BT Assure Ethical Hacking for Finance uses mature methodologies that mimic those of ‘black hats’ or malicious attackers to provide a range of tests targeted at the various entry points to a bank’s IT systems as well as the perceived ‘weak points’ of an organisation. These include phishing scams, mobile devices and hardware from laptops to printers, internal and external networks, databases and complex enterprise resource planning systems.
BT not only tests and verifies systems that can access the network but also checks for risks of human failure, for example by using social engineering to test how employees apply the policies and procedures in place.
The new service draws on the ethical hacking expertise gained by BT’s close working with large financial institutions in the US across nearly two decades. Within the confines of strict rules of engagement, BT’s ethical hackers have been able to perform database dumps of tens of thousands of social security and credit card numbers, intercept and modify mobile cheque deposit data, reverse engineer proprietary encryption streams, generate enormous, valid gift cards with payment details from other test accounts, create admin accounts by having an employee simply open an e-mail, escape remote access sessions and gain shell access to systems (including the subsequent establishment of tunnels into the company), transfer funds between unauthorised test accounts or harvest complete account data for all users by attacking machine-to-machine communications.
The ultimate objective is to identify vulnerabilities that would impact an organisation’s primary business processes and, therefore, both its brand and reputation.
Simulated Targeted Attack and Response
The new BT Assure Ethical Hacking for Finance service will enable BT to use CREST (www.crest-approved.org) certified Simulated Targeted Attack and Response (STAR) services to help financial services companies develop the most robust security solutions, ensuring sensitive customer data remains secure.
In 2014, BT was one of the first companies in the world accredited by CREST to provide STAR services.
Working alongside the Bank of England, UK Government and industry, CREST developed the STAR framework to deliver controlled, bespoke and intelligence-led cyber security testing. STAR incorporates advanced penetration testing and threat intelligence services to more accurately replicate cyber security threats to critical assets.
Speaking about this latest development, Mark Hughes (president of BT Security) informed Risk UK: “The prospect of accessing confidential financial information is a powerful lure for hackers. Few companies attract as much online criminal attention as banks. Apart from direct financial loss, a serious hack could lead to irreparable reputational damage. While much of the concern focuses on retail banking activities, the threat is just as important for investment banks or for wholesale, where banks provide services like currency conversion and large trade transactions for major corporate customers.”
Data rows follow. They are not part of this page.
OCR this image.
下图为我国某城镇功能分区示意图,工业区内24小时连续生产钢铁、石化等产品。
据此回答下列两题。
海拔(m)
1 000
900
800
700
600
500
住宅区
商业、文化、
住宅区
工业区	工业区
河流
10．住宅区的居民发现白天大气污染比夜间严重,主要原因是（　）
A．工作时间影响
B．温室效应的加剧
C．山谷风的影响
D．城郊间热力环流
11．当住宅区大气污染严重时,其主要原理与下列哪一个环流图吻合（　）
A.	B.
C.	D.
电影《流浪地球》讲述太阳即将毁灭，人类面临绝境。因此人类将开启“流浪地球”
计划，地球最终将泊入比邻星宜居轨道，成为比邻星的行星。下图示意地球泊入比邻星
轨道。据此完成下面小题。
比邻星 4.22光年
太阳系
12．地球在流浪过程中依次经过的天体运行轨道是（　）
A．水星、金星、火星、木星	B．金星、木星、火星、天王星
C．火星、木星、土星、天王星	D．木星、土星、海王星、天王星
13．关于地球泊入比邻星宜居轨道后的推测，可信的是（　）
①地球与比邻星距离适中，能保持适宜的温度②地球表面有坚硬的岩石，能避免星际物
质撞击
Hughes added: “We encourage all financial institutions to put themselves through a rigorous series of cyber security simulations whereby our ethical hacking consultants push the cyber defences of financial institutions to the limit.”
BT has a strong, award-winning, global team of security specialists in place, including ethical hacking consultants who provide a standardised method to test systems by imitating hacker attacks, reporting identified vulnerabilities and providing clear remediation steps that customers can use to quickly patch applications and affected systems.